Although currently buoyant, the logistics industry faces some significant challenges over the coming months and years. Brexit, whatever form it takes, may well provide considerable headaches in the short to medium term but it is the looming skills crisis that gives the most cause for concern further into the future. A driver shortage is beginning to bite and the forthcoming 5th anniversary of the introduction of the Driver CPC will inevitably see some older drivers deciding not to renew their qualification and subsequently drop out of the market.

Alarmingly for the industry, only 9% of the workforce is under 25 years of age but 45% is over 45 years of age. These are stark statistics; as people retire and leave the industry there are not the millennials coming through to replace them, even though Logistics is an industry that contributes over £120bn to the UK economy.

Talent in logistics survey results

A recent survey by Talent in Logistics, an organisation ‘dedicated to the recruitment, development, engagement and retention of the 2.2 million+ people working in the transport, logistics and warehousing sector’, found that only 8% of young people consider the logistics sector to be an attractive career option.
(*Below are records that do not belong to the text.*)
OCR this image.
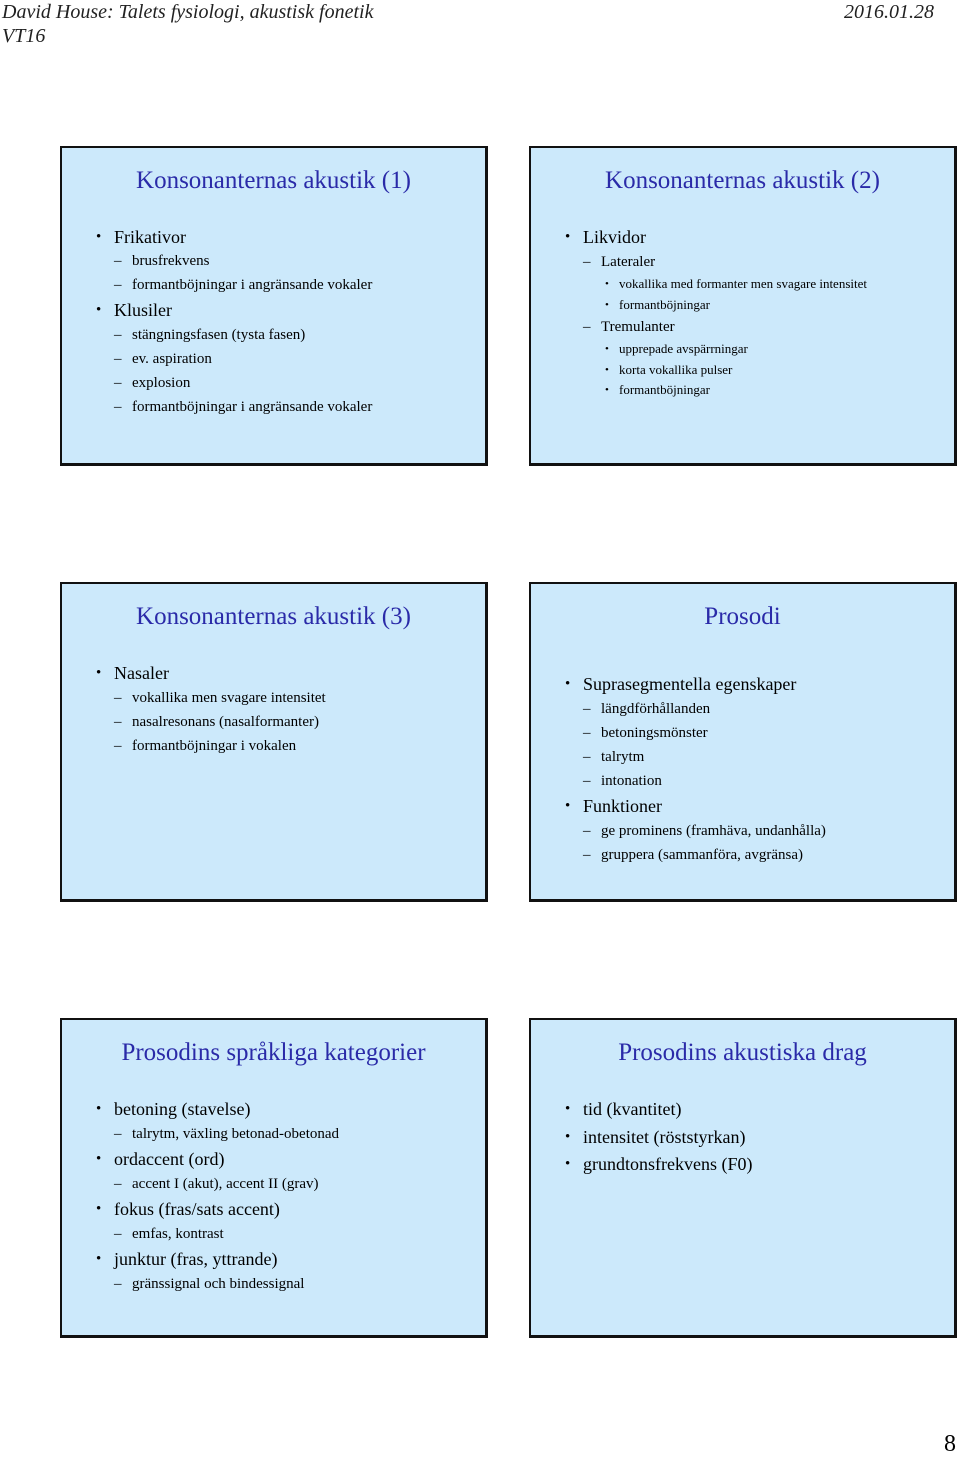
David House: Talets fysiologi, akustisk fonetik
VT16
2016.01.28
Konsonanternas akustik (1)
• Frikativor
– brusfrekvens
– formantböjningar i angränsande vokaler
• Klusiler
– stängningsfasen (tysta fasen)
– ev. aspiration
– explosion
– formantböjningar i angränsande vokaler
Konsonanternas akustik (2)
• Likvidor
– Lateraler
• vokallika med formanter men svagare intensitet
• formantböjningar
– Tremulanter
• upprepade avspärrningar
• korta vokallika pulser
• formantböjningar
Konsonanternas akustik (3)
• Nasaler
– vokallika men svagare intensitet
– nasalresonans (nasalformanter)
– formantböjningar i vokalen
Prosodi
• Suprasegmentella egenskaper
– längdförhållanden
– betoningsmönster
– talrytm
– intonation
• Funktioner
– ge prominens (framhäva, undanhålla)
– gruppera (sammanföra, avgränsa)
Prosodins språkliga kategorier
• betoning (stavelse)
– talrytm, växling betonad-obetonad
• ordaccent (ord)
– accent I (akut), accent II (grav)
• fokus (fras/sats accent)
– emfas, kontrast
• junktur (fras, yttrande)
– gränssignal och bindessignal
Prosodins akustiska drag
• tid (kvantitet)
• intensitet (röststyrkan)
• grundtonsfrekvens (F0)
8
The survey suggested that part of the reason for the lack of new, younger entrants to the industry is the perception among millennials that gender diversity is low and that there are few interesting or exciting roles within the sector. The survey showed that less than 20% of school and college leavers had received any information or guidance about career choices and the different roles available within the industry.

Ruth Edwards, Business Manager at Talent in Logistics, said: “We are calling upon the sector and the education system to play their part in ensuring young people are aware of the many amazing opportunities and career paths available within logistics.”

Logistics needs to keep up with technology

Given the shortfall in new, younger entrants to the industry, it is ironic, perhaps, that it is the demands of young people to get goods delivered ever more quickly (“Order before midnight and get delivery the next day”…) is forcing the logistics industry to become increasingly agile and sophisticated and thereby create ever interesting and challenging roles. Technology plays and huge role in moving goods efficiently around the country and there is a constant drive to innovate supply chains. We need to harness the talent of bright students coming out of school and university to make us world leaders in this field.

The threat of a No-deal Brexit and potential delays to freight traffic through ports and airports has prompted talk of shortages of food and pharmaceuticals, line-stoppages at major manufacturing plants and empty supermarket shelves. What clearer illustration could there be of the vital role that Logistics plays in the daily life of the nation?